- Born: April 10, 1892 Lyons, Wisconsin
- Died: June 20, 1975 (aged 83) Detroit, Michigan
- Education: Ripon College, University of Wisconsin–Madison, University of Kansas
- Awards: Dexter Award for Outstanding Achievement in the History of Chemistry
- Scientific career
- Fields: Chemistry, History
- Workplaces: University of Kansas

= Mary Elvira Weeks =

American chemist and historian of science

Mary Elvira Weeks (April 10, 1892 – June 20, 1975) was an American chemist and historian of science. Weeks was the first woman to receive a Ph.D. in chemistry at the University of Kansas and the first woman to be a faculty member there.

Her book Discovery of the Elements is considered the "first connected narrative of how scientists unraveled the mysteries of matter" and a "classic of chemistry". It went through seven editions and was published in multiple languages. Weeks also published A History of the American Chemical Society (1952) with Charles Albert Browne, completing it after his death in 1947.

==Education and career==
In 1913 Weeks earned a bachelor's degree in chemistry from Ripon College where she worked with Albert F. Gilman. In 1914 she received a master's degree from the University of Wisconsin–Madison where she worked with Joseph Howard Mathews.

For seven years (1914–1921), Weeks worked as a high school teacher and chemical technician. In 1921, she took a job as a college instructor, teaching quantitative analysis at the University of Kansas while continuing to study. She completed her Ph.D. at the University of Kansas in 1927, writing a thesis on the role of hydrogen ion concentration in the precipitation of calcium and magnesium.

Once she had her Ph.D. Weeks became an assistant professor and in 1937, an associate professor. She remained in Kansas for 22 years, carrying a heavy teaching load and doing a limited amount of laboratory research. Her research tended to be in the areas of physical and analytic chemistry. While in Kansas, she began researching and writing about the history of chemistry, and published Discovery of the Elements (1933).

In 1944, Weeks left Kansas to become a research librarian at the Kresge-Hooker Science Library of Wayne State University in Detroit, Michigan. There she became head of the translation department.

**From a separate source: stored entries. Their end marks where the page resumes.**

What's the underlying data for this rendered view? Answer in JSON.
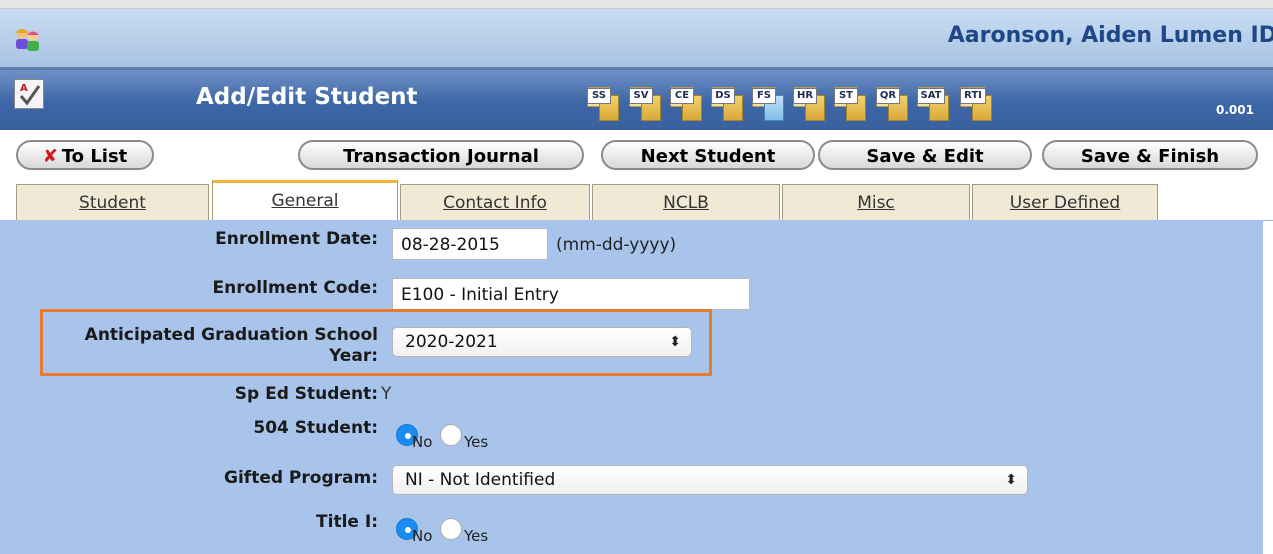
{
  "header": {
    "student_name": "Aaronson, Aiden Lumen ID",
    "page_title": "Add/Edit Student",
    "version": "0.001",
    "folders": [
      {
        "label": "SS",
        "icon": "folder-icon",
        "color": "#e9b84a"
      },
      {
        "label": "SV",
        "icon": "folder-icon",
        "color": "#e9b84a"
      },
      {
        "label": "CE",
        "icon": "folder-icon",
        "color": "#e9b84a"
      },
      {
        "label": "DS",
        "icon": "folder-icon",
        "color": "#e9b84a"
      },
      {
        "label": "FS",
        "icon": "folder-icon",
        "color": "#8fc8ec"
      },
      {
        "label": "HR",
        "icon": "folder-icon",
        "color": "#e9b84a"
      },
      {
        "label": "ST",
        "icon": "folder-icon",
        "color": "#e9b84a"
      },
      {
        "label": "QR",
        "icon": "folder-icon",
        "color": "#e9b84a"
      },
      {
        "label": "SAT",
        "icon": "folder-icon",
        "color": "#e9b84a"
      },
      {
        "label": "RTI",
        "icon": "folder-icon",
        "color": "#e9b84a"
      }
    ]
  },
  "buttons": {
    "to_list": "To List",
    "transaction_journal": "Transaction Journal",
    "next_student": "Next Student",
    "save_edit": "Save & Edit",
    "save_finish": "Save & Finish"
  },
  "tabs": [
    {
      "label": "Student",
      "active": false
    },
    {
      "label": "General",
      "active": true
    },
    {
      "label": "Contact Info",
      "active": false
    },
    {
      "label": "NCLB",
      "active": false
    },
    {
      "label": "Misc",
      "active": false
    },
    {
      "label": "User Defined",
      "active": false
    }
  ],
  "form": {
    "enrollment_date": {
      "label": "Enrollment Date:",
      "value": "08-28-2015",
      "hint": "(mm-dd-yyyy)"
    },
    "enrollment_code": {
      "label": "Enrollment Code:",
      "value": "E100 - Initial Entry"
    },
    "anticipated_grad": {
      "label_line1": "Anticipated Graduation School",
      "label_line2": "Year:",
      "value": "2020-2021"
    },
    "sp_ed": {
      "label": "Sp Ed Student:",
      "value": "Y"
    },
    "student_504": {
      "label": "504 Student:",
      "selected": "No",
      "options": [
        "No",
        "Yes"
      ]
    },
    "gifted": {
      "label": "Gifted Program:",
      "value": "NI - Not Identified"
    },
    "title_i": {
      "label": "Title I:",
      "selected": "No",
      "options": [
        "No",
        "Yes"
      ]
    }
  },
  "colors": {
    "highlight": "#e67a2e",
    "form_bg": "#a9c4ea",
    "header_blue": "#3d66a6",
    "radio_selected": "#1b8bf2"
  }
}
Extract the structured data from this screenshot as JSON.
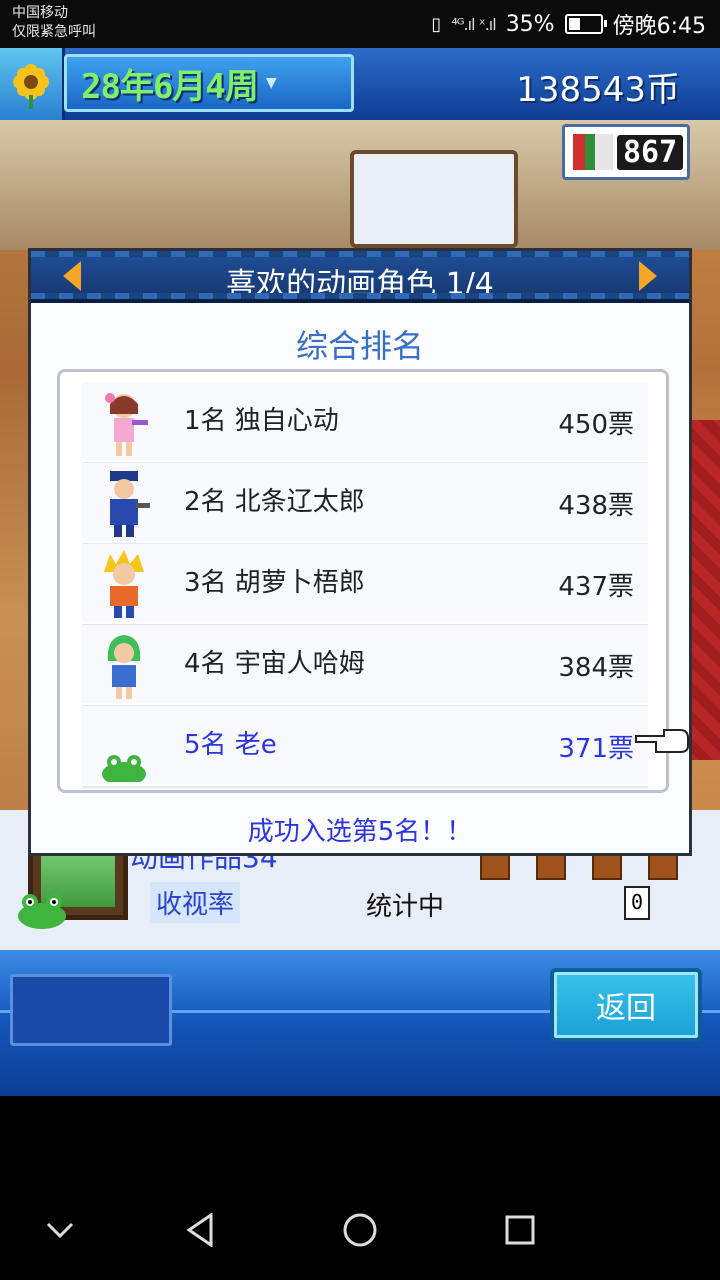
{
  "status_bar": {
    "carrier_line1": "中国移动",
    "carrier_line2": "仅限紧急呼叫",
    "signal": "⁴ᴳ.ıl ˣ.ıl",
    "battery": "35%",
    "battery_level": 0.35,
    "time": "傍晚6:45"
  },
  "top_bar": {
    "date": "28年6月4周",
    "money": "138543币",
    "icon": "sunflower-icon"
  },
  "scene": {
    "counter": "867"
  },
  "dialog": {
    "title": "喜欢的动画角色 1/4",
    "subtitle": "综合排名",
    "rankings": [
      {
        "rank": "1名 独自心动",
        "votes": "450票"
      },
      {
        "rank": "2名 北条辽太郎",
        "votes": "438票"
      },
      {
        "rank": "3名 胡萝卜梧郎",
        "votes": "437票"
      },
      {
        "rank": "4名 宇宙人哈姆",
        "votes": "384票"
      },
      {
        "rank": "5名 老e",
        "votes": "371票"
      }
    ],
    "message": "成功入选第5名！！"
  },
  "info": {
    "anime_title": "动画作品34",
    "rating_label": "收视率",
    "rating_value": "统计中",
    "small_counter": "0"
  },
  "action_bar": {
    "back_label": "返回"
  },
  "colors": {
    "accent_blue": "#2c35e0",
    "header_blue": "#1f4f99",
    "arrow_orange": "#f5a423"
  }
}
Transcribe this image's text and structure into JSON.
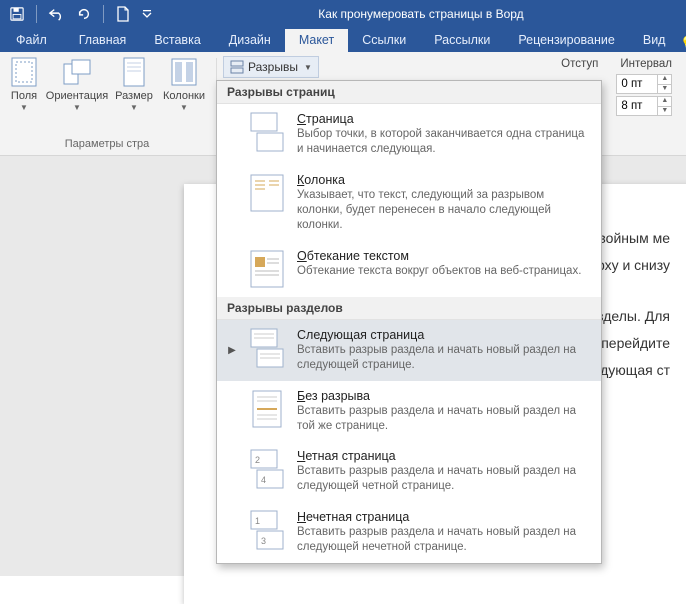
{
  "titlebar": {
    "doc_title": "Как пронумеровать страницы в Ворд"
  },
  "tabs": {
    "file": "Файл",
    "items": [
      "Главная",
      "Вставка",
      "Дизайн",
      "Макет",
      "Ссылки",
      "Рассылки",
      "Рецензирование",
      "Вид"
    ],
    "active_index": 3
  },
  "ribbon": {
    "margins": "Поля",
    "orientation": "Ориентация",
    "size": "Размер",
    "columns": "Колонки",
    "group_page_setup": "Параметры стра",
    "breaks_button": "Разрывы",
    "indent_label": "Отступ",
    "spacing_label": "Интервал",
    "spacing_before": "0 пт",
    "spacing_after": "8 пт"
  },
  "dropdown": {
    "section_page_breaks": "Разрывы страниц",
    "section_section_breaks": "Разрывы разделов",
    "items_page": [
      {
        "title_u": "С",
        "title_rest": "траница",
        "desc": "Выбор точки, в которой заканчивается одна страница и начинается следующая."
      },
      {
        "title_u": "К",
        "title_rest": "олонка",
        "desc": "Указывает, что текст, следующий за разрывом колонки, будет перенесен в начало следующей колонки."
      },
      {
        "title_u": "О",
        "title_rest": "бтекание текстом",
        "desc": "Обтекание текста вокруг объектов на веб-страницах."
      }
    ],
    "items_section": [
      {
        "title_u": "",
        "title_rest": "Следующая страница",
        "desc": "Вставить разрыв раздела и начать новый раздел на следующей странице.",
        "selected": true
      },
      {
        "title_u": "Б",
        "title_rest": "ез разрыва",
        "desc": "Вставить разрыв раздела и начать новый раздел на той же странице."
      },
      {
        "title_u": "Ч",
        "title_rest": "етная страница",
        "desc": "Вставить разрыв раздела и начать новый раздел на следующей четной странице."
      },
      {
        "title_u": "Н",
        "title_rest": "ечетная страница",
        "desc": "Вставить разрыв раздела и начать новый раздел на следующей нечетной странице."
      }
    ]
  },
  "document": {
    "p1_tail": " двойным ме",
    "p2_tail": "верху и снизу",
    "p3_tail": "разделы. Для",
    "p4_tail": "rd перейдите",
    "p5_tail": "Следующая ст"
  }
}
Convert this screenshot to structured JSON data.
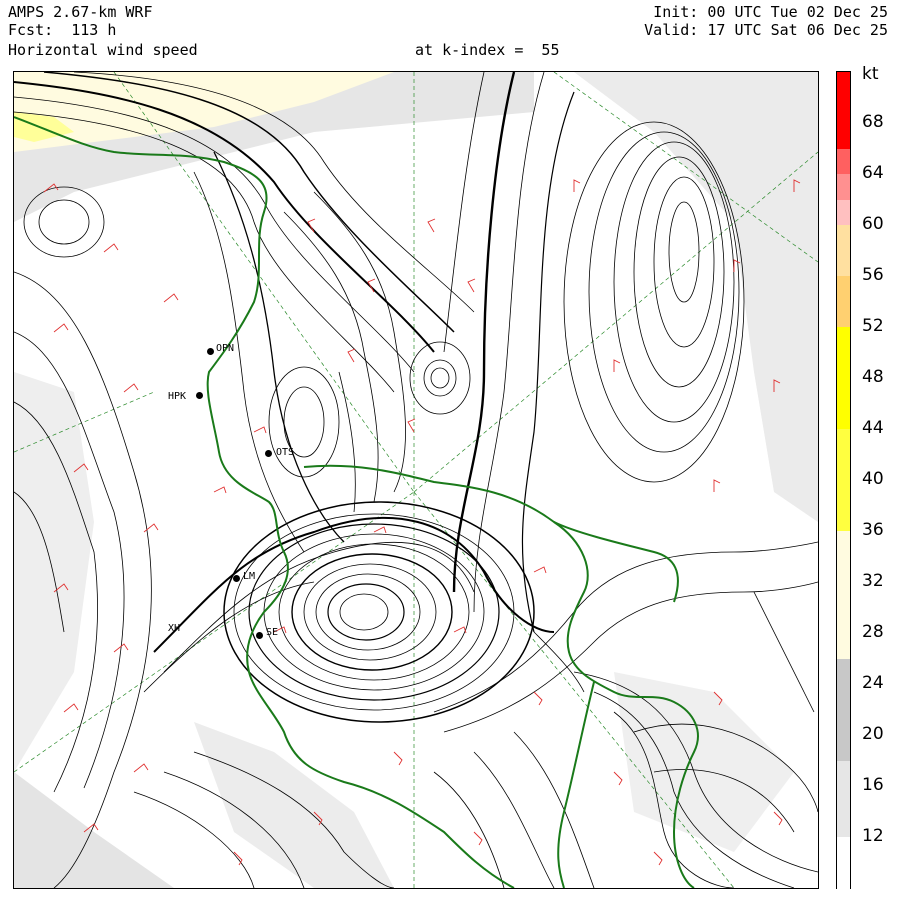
{
  "header": {
    "model": "AMPS 2.67-km WRF",
    "forecast": "Fcst:  113 h",
    "field": "Horizontal wind speed",
    "level": "at k-index =  55",
    "init": "Init: 00 UTC Tue 02 Dec 25",
    "valid": "Valid: 17 UTC Sat 06 Dec 25"
  },
  "colorbar": {
    "unit": "kt",
    "min": 8,
    "max": 72,
    "step": 2,
    "labels": [
      "68",
      "64",
      "60",
      "56",
      "52",
      "48",
      "44",
      "40",
      "36",
      "32",
      "28",
      "24",
      "20",
      "16",
      "12"
    ],
    "colors": {
      "white": "#ffffff",
      "light_gray": "#e6e6e6",
      "mid_gray": "#c8c8c8",
      "cream": "#fffbe0",
      "yellow": "#ffff00",
      "orange": "#ffd070",
      "pink": "#ffc0c0",
      "red": "#ff0000"
    }
  },
  "map": {
    "stations": [
      "OPN",
      "HPK",
      "OTS",
      "LM",
      "SE",
      "XH"
    ],
    "colors": {
      "contour": "#000000",
      "coastline": "#1a7a1a",
      "barb": "#e03030",
      "graticule": "#2a8a2a"
    }
  }
}
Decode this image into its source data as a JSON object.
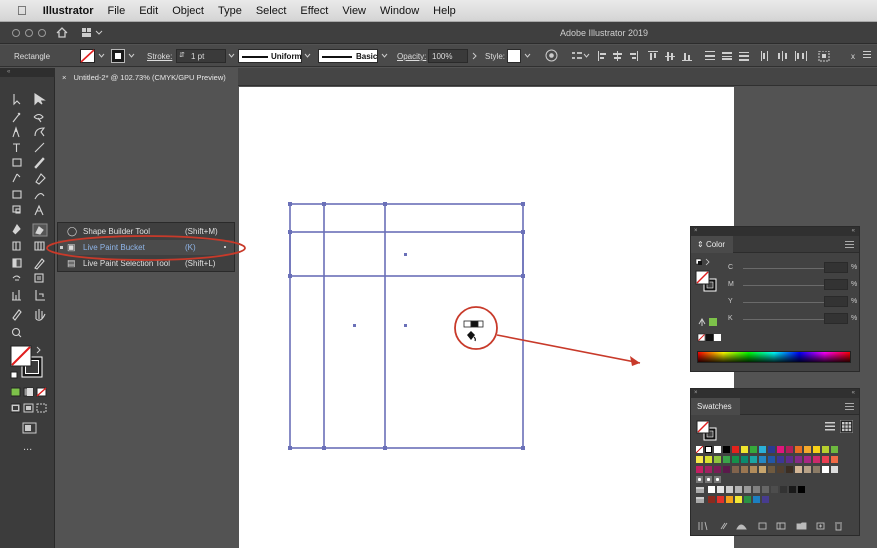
{
  "menubar": {
    "apple": "",
    "items": [
      "Illustrator",
      "File",
      "Edit",
      "Object",
      "Type",
      "Select",
      "Effect",
      "View",
      "Window",
      "Help"
    ]
  },
  "titlebar": {
    "title": "Adobe Illustrator 2019"
  },
  "control_bar": {
    "selection_type": "Rectangle",
    "stroke_label": "Stroke:",
    "stroke_weight": "1 pt",
    "profile": "Uniform",
    "brush": "Basic",
    "opacity_label": "Opacity:",
    "opacity_value": "100%",
    "style_label": "Style:",
    "more_label": "x"
  },
  "document_tab": {
    "title": "Untitled-2* @ 102.73% (CMYK/GPU Preview)",
    "close": "×"
  },
  "toolbar": {
    "more_tools": "..."
  },
  "flyout": {
    "items": [
      {
        "label": "Shape Builder Tool",
        "shortcut": "(Shift+M)"
      },
      {
        "label": "Live Paint Bucket",
        "shortcut": "(K)"
      },
      {
        "label": "Live Paint Selection Tool",
        "shortcut": "(Shift+L)"
      }
    ]
  },
  "color_panel": {
    "close": "×",
    "collapse": "«",
    "tab": "Color",
    "channels": [
      {
        "name": "C",
        "unit": "%"
      },
      {
        "name": "M",
        "unit": "%"
      },
      {
        "name": "Y",
        "unit": "%"
      },
      {
        "name": "K",
        "unit": "%"
      }
    ]
  },
  "swatches_panel": {
    "close": "×",
    "collapse": "«",
    "tab": "Swatches"
  },
  "colors": {
    "annotation_red": "#c83a2a",
    "selection_blue": "#6a70b8",
    "highlight_text": "#8fb5e8",
    "panel_bg": "#424242"
  }
}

Weeks retired from Wayne State in 1954 and continued to live in Detroit. Weeks continued to be active as a translator and as an editor after her retirement, working with the Record of Chemical Progress (?-1971) and Chymia (1956-1967).

Weeks was a member of the American Chemical Society, the American Association for Advancement of Science, the History of Science Society, the Special Libraries Association, the Swedish History of Science Society, Phi Beta Kappa, and Sigma Xi.

==Discovery of the Elements==
Because her interests leaned to the humanities, Weeks was drawn to the history of chemistry. Initially, she wrote about the elements as a hobby. From 1932-1933, while at the University of Kansas, Weeks wrote a series of 21 articles on the discovery of the elements for the Journal of Chemical Education.

Due to demand for reprints, the articles were collected and published in book form in 1933. Discovery of the Elements went through multiple editions. Both book and the earlier articles were liberally illustrated with pictures of chemists from the collection of Frank B. Dains, an older Kansas colleague of Weeks.

By 1968, Discovery of the Elements had appeared in seven editions, and had been updated to include the 94 elements that were discovered between 1524 and 1964. Editions included a wartime release in limited numbers due to restrictions on use of paper. The book had been translated into multiple languages. Weeks, who spoke French, German, Italian, Japanese, Spanish, Swedish, and Russian, focused on translation for much of her time at Wayne State University.

The seventh edition was identified as a "classic of chemistry". It was hailed as "a new edition of an old favorite", a "definitive and unique work" whose "value is well established and recognized by all". Revised by Weeks and Henry M. Leicester, it contained 2,688 references and 373 illustrations. (Leicester's contribution was a chapter on the known synthetic elements — the chapter was first published in the 6th edition.) Weeks's work was one of the inspirations for The Lost Elements: The Periodic Table's Shadow Side (2015).

==A History of the American Chemical Society==
In 1946 or 1947, Weeks began collaborating with Charles A. Browne on a retrospective history of the American Chemical Society. Browne was responsible for the structure of the project and the first nine chapters. After Browne's death in 1947, Weeks brought the project to completion, and A History of the American Chemical Society—Seventy-five Eventful Years was published in 1952. It was welcomed as avoiding the pitfalls common to commissioned histories.

The authors have assembled a scholarly work which records the accomplishments of the Society without gloating over them. They have even given attention to the difficulties of the Society and the disagreements within its membership. –Aaron J. Ihde

==Recognition==
In 1967, Weeks won the Dexter Award for Outstanding Achievement in the History of Chemistry from the American Chemical Society.